Das bunte Spektrum der Träger aber wurde politisch gewollt nach
und nach ausgedünnt, was dazu führte, dass auch dieser Verein
1999 aufgeben und seine Mitarbeiter entlassen musste. Arbeitslosigkeit
bedeutete für Marion Brückmann keineswegs Untätigkeit.
Bei der 1994 anstehenden Bürgermeisterwahl in Päwesin kandidierte
sie und – gewann! Ein Jahr lang saß sie auf dem Stuhl, den
vor ihr 1946 schon der große Wilhelm Fraenger innehatte, bevor
ihn OB Lange in Brandenburg an der Havel zu seinem Kulturstadtrat berief.
Die Wende sieht sie weniger euphorisch, als es bei entsprechenden Festansprachen
immer wieder durchklingt. Sie sieht auch die Schattenseiten der Entwicklung:
„Was nutzt mir das Überangebot in den Reisebüros oder
den Supermärkten, wenn ich kein Geld in der Tasche habe?“,
und „Das falsche Wort an der falschen Stelle hat einem früher
Schwierigkeiten bereitet und – das tut es heute auch noch. Nur
die Stelle hat sich eben geändert.“ Nüchtern resümiert
hier eine Frau, deren Erfahrungen und deren unermüdliches Engagement
gerade für die Schwachen der neuen Gesellschaft nicht mehr viel
Raum für schwülstige Sonntagsreden lassen.

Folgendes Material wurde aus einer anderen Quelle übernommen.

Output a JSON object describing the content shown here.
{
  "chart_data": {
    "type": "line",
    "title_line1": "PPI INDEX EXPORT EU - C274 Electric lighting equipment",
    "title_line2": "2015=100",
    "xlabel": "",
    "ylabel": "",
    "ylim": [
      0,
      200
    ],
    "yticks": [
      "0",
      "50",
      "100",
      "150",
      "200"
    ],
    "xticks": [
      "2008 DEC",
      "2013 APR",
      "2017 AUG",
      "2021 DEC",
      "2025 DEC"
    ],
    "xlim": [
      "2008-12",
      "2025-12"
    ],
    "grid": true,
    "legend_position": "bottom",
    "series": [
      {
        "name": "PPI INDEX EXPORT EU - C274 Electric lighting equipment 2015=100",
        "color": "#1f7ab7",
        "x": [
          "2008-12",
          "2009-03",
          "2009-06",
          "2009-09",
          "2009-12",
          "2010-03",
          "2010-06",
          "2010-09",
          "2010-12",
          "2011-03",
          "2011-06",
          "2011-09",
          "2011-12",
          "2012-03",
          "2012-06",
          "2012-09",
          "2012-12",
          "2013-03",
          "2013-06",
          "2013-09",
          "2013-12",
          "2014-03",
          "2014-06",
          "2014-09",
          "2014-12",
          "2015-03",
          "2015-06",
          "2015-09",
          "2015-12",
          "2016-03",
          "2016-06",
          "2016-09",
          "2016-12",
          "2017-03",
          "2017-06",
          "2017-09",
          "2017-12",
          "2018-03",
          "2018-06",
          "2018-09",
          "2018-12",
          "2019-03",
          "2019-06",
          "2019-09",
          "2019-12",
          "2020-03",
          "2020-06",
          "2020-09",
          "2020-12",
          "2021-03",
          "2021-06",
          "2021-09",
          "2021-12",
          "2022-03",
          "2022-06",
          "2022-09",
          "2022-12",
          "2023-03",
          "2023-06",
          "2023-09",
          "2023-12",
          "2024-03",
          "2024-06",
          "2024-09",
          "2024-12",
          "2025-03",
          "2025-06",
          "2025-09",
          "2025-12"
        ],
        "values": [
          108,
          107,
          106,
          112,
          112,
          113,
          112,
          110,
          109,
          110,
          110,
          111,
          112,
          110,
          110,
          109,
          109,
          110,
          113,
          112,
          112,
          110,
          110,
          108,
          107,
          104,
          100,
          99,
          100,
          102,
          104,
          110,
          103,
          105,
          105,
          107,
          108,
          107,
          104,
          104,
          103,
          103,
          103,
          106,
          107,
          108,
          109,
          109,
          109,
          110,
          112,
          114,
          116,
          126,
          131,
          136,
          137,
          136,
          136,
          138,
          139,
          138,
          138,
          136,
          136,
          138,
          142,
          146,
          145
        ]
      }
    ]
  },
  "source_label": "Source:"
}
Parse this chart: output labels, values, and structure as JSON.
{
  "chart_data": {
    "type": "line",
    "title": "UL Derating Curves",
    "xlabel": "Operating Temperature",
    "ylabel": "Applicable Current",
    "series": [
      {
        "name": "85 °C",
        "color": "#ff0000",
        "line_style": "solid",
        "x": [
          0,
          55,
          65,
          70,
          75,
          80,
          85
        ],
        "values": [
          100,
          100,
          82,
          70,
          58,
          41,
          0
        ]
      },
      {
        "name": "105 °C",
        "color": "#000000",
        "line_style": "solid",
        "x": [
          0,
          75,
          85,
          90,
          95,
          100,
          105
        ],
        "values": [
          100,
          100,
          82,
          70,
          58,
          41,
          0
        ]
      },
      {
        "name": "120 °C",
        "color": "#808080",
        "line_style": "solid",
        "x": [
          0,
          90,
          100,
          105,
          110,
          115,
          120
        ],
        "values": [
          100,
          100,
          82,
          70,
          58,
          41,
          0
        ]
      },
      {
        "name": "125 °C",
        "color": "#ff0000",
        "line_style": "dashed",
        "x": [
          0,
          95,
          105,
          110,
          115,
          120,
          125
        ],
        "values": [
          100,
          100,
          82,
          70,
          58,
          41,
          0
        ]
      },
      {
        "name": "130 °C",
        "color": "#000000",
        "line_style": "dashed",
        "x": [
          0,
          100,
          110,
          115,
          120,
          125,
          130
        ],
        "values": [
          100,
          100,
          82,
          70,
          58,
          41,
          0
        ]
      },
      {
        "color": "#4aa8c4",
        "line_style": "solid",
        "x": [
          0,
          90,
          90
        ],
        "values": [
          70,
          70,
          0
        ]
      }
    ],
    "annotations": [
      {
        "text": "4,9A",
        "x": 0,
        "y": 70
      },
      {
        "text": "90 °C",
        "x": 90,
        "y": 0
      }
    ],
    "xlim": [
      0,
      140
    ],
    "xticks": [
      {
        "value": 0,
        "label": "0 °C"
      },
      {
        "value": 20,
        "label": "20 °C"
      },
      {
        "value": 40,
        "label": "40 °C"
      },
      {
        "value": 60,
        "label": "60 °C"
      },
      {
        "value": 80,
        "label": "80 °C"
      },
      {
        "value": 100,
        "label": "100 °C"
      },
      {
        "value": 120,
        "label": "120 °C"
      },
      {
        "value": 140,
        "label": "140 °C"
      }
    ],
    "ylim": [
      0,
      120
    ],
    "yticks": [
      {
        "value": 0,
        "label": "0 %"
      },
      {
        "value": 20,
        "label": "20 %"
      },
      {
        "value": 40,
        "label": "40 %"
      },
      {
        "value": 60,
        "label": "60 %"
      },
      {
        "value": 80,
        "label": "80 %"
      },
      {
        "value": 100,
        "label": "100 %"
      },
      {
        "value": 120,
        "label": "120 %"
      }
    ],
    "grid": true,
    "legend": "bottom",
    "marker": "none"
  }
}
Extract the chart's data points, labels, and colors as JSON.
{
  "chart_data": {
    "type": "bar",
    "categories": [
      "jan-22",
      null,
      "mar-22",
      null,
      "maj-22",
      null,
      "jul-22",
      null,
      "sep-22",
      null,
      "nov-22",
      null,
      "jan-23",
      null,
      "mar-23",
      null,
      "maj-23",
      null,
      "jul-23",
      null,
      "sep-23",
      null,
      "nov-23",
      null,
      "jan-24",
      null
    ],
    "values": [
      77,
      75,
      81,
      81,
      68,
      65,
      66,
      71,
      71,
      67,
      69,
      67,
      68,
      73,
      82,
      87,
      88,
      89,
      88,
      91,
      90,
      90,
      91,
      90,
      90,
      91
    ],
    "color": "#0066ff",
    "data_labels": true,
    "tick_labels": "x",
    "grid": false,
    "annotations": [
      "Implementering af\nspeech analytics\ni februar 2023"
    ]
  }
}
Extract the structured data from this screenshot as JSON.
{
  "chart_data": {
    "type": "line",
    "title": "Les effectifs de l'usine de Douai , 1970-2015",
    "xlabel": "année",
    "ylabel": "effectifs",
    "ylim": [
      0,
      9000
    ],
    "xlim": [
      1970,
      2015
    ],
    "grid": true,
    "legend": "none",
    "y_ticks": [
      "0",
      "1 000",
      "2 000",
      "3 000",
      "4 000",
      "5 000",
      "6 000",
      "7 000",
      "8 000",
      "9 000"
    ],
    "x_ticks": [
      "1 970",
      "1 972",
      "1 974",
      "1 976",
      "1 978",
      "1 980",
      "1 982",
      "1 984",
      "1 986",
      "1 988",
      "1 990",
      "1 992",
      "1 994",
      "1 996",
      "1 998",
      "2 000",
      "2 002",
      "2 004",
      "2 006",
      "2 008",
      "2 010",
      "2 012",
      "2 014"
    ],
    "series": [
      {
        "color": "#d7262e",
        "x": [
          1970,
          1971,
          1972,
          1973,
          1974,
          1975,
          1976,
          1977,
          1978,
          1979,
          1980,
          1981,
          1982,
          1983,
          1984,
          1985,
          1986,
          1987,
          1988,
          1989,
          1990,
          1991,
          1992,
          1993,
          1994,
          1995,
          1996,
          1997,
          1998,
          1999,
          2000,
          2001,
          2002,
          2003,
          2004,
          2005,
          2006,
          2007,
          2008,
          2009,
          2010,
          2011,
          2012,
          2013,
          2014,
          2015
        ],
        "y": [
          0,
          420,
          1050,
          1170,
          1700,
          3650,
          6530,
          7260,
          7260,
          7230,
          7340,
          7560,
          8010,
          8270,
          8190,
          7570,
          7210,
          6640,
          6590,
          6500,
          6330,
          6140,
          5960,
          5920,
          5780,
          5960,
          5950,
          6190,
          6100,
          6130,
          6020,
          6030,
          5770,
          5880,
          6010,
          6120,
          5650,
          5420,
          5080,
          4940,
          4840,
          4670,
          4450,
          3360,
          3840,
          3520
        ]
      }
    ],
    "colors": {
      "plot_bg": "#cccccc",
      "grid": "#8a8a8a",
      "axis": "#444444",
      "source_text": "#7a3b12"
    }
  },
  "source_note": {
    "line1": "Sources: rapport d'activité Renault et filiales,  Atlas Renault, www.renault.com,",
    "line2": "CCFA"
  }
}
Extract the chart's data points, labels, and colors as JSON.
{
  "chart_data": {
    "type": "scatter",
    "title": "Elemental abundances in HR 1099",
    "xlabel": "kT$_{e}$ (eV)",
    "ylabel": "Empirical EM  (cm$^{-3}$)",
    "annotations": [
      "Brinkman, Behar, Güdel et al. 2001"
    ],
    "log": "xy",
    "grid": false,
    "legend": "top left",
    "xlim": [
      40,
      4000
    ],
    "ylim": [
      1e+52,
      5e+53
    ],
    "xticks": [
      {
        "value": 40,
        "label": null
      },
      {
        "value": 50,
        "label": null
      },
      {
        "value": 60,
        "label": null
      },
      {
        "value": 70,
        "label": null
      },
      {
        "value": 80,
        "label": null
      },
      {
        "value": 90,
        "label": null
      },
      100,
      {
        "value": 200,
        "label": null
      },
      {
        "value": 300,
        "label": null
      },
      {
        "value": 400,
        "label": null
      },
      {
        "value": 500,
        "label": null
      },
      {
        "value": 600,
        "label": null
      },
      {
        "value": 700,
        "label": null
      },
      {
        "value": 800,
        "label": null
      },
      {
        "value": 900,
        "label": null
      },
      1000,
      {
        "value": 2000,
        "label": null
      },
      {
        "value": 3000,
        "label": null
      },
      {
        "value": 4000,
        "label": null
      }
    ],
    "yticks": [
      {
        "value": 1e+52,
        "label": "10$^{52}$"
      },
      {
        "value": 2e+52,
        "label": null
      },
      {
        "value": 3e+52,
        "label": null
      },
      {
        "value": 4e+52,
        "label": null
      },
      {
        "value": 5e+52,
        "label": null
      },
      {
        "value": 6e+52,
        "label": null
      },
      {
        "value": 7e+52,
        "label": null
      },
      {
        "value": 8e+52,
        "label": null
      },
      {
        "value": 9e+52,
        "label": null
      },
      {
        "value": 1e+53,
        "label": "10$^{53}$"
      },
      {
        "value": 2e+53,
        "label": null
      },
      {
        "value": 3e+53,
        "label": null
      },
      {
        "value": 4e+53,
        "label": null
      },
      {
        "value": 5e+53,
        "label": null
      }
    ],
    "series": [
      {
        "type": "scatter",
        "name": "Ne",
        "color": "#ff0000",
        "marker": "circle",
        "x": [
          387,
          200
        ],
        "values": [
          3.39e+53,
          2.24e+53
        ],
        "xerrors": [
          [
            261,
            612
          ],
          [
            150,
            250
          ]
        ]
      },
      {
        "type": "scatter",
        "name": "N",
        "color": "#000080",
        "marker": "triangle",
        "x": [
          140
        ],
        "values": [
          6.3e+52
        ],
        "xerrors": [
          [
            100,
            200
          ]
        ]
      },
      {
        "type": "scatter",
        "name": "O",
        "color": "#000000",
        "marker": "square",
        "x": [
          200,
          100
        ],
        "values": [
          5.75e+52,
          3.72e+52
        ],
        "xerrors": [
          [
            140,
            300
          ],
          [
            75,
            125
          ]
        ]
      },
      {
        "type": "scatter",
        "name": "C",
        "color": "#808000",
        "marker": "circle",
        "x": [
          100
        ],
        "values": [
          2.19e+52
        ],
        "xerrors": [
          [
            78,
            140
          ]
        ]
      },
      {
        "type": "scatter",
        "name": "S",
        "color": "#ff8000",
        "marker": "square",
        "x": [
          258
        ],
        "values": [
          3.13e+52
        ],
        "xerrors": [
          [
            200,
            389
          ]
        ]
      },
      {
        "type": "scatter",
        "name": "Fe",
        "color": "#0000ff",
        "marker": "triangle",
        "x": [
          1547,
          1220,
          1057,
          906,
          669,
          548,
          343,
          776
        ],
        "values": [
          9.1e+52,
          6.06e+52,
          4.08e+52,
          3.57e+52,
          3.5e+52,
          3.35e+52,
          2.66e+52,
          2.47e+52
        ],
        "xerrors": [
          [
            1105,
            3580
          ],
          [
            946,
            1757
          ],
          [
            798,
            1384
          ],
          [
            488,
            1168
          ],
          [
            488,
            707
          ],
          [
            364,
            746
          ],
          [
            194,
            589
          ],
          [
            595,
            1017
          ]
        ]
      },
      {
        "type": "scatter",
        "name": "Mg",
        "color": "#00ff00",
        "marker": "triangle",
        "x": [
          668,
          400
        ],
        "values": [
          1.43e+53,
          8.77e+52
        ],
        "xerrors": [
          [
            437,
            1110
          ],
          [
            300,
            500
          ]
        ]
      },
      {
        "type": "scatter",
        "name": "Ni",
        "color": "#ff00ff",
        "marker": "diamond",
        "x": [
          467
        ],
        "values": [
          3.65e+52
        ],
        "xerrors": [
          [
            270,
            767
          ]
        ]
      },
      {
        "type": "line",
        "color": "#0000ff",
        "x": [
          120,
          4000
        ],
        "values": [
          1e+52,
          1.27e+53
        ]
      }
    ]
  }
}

Gerade, weil es
auch Frauen nach der Wende schwer hatten, war Marion Brückmann
auch viele Jahre im Vorstand des Demokratischen Frauenbundes tätig.
Ehrenamtlich, versteht sich. Denn – das ist eine fundamentale
Lehre aus der Wendezeit : Freiheit kostet – vor allem Geld!